Now, normally, 17 days would have been more than enough time for me to finish the 652 pages.
Sleeping, being, of course, nothing but a silly distraction when there is fresh Harry Potter on the table.
If you remember, though, book five was a slow-moving 870 page behemoth of a book, and, as July approached that summer, I realized that I hadn't completely absorbed it the first time around.
And so, just to be safe, I decided to re-read book five before beginning book six.
This was a late decision, though, so I hadn't actually finished my book five re-read by the time book six was released.
(It's a sign of my reverence for these novels, I think, that my impulse is to spell them "Book Five" and "Book Six".)
(Screw it. That is how I'm going to spell them.)
So that's how I found myself living in Denmark, half way through Book Five of the Harry Potter series, with Book Six safely tucked away into the on-deck circle of my suitcase.
With 1000 pages of Harry Potter to get through, my first days in Denmark had a clear structure:
During every moment that was not explicitly scheduled, there was only one place for me to be.
On the couch, on my stomach, my whole head pressed into the world of Harry, Hermione, and Ron.
I don't think this was a defense mechanism, I don't think it was a self-preserving reaction to a new and completely unknown environment.
I really think it was just about the books.
It would be absurd, though, to claim complete understanding of my 16 year old sub-conscious.
Either way, my conscious experience of those first weeks was not one of escapism.
I wasn't hiding from anything ...
There was Harry Potter to read, people!
To me, my actions were sensible and logical and not even a tiny bit weird or obsessive.
Which is why, eleven months later, I was so shocked and amused to find out that my host parents had been terribly worried about me during that time.
A kid that sticks her head in a book at every available moment, they thought, is surely a kid suffering under crippling homesickness.
We laughed about it and assured them: I wasn't miserable ...
I was just obsessed with Harry Potter.
There in the airport, we reminisced and laughed and clarified, speaking together in Danish.
And I could not believe that this July 2006 Danish language was the same as that August 2005 Danish.

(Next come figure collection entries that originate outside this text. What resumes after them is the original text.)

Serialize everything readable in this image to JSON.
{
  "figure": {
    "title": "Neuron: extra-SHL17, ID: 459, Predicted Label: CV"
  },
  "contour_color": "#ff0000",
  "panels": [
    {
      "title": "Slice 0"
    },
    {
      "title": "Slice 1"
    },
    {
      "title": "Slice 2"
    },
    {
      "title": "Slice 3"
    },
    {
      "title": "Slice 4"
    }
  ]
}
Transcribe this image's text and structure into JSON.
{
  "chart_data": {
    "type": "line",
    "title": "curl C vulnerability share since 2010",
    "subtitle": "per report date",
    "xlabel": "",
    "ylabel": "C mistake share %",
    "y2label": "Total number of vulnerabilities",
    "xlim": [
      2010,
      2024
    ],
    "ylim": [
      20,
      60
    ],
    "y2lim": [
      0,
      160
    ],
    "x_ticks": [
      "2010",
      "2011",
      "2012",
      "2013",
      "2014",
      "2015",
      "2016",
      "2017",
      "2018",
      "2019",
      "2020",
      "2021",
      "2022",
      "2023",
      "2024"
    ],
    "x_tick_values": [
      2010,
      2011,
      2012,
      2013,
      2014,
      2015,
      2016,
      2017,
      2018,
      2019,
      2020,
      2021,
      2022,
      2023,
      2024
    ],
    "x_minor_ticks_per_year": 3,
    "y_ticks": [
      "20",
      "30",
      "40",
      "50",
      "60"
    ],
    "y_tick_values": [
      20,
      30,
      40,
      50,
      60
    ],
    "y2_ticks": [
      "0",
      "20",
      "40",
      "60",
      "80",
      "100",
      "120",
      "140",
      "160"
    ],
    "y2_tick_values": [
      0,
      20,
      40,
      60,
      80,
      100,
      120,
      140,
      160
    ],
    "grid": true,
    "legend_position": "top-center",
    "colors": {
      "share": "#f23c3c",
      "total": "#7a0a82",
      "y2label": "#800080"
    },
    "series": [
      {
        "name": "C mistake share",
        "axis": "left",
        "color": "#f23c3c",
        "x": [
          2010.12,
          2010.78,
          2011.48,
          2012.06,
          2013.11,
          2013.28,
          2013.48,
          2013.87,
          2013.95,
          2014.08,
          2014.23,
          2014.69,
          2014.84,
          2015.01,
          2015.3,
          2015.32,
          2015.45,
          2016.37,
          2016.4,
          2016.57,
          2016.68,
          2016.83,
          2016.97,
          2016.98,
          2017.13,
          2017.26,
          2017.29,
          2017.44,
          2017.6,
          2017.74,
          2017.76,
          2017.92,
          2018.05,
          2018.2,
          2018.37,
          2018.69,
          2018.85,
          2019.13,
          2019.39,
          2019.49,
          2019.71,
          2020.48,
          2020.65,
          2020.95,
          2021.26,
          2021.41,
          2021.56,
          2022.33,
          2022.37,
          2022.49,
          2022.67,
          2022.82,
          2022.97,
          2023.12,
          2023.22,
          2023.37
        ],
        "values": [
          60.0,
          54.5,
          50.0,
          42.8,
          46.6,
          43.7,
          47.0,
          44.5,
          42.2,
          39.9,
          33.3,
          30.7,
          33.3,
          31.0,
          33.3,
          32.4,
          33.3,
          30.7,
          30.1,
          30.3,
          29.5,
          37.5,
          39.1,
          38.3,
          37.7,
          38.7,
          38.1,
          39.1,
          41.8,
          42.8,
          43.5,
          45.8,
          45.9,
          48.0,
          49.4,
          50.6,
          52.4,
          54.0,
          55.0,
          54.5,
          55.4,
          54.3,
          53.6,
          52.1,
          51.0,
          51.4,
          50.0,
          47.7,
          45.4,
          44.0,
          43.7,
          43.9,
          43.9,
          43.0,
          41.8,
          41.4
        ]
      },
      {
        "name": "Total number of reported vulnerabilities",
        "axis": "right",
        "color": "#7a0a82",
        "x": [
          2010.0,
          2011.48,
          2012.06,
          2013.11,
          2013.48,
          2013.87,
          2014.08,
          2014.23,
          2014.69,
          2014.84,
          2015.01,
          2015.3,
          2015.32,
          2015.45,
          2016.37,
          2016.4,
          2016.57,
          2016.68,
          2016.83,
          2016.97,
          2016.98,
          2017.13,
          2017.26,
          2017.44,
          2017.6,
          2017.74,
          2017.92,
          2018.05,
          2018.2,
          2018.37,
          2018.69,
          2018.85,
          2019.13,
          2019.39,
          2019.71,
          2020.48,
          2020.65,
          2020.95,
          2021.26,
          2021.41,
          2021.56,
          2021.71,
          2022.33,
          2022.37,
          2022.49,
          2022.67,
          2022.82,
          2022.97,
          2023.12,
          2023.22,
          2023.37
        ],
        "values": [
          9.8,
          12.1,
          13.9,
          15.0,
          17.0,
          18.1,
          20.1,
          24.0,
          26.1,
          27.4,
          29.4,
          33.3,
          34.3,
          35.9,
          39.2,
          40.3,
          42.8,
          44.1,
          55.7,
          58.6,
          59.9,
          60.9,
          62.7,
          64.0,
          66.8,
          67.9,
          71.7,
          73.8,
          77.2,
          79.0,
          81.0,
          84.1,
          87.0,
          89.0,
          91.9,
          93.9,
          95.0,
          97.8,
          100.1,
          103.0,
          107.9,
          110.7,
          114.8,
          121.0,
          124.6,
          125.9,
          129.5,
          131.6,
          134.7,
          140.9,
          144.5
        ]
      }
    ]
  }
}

Somehow, that mumbled unintelligible soundtrack, the noises swirling around my head as I read Harry Potter, somehow they had organized themselves.
Somehow, I managed to identify and label those sounds, line them up next to their English cousins, and learn how to insert them into new grammar structures, new Danish ones.
Somehow, eleven months later, there I sat.
Teasing and laughing and reminiscing, using all those labeled and organized sounds to express my real, full, human ideas.
I never really truly learned the language, though.
I won't be truly fluent ...
until I can read Harry Potter in Danish.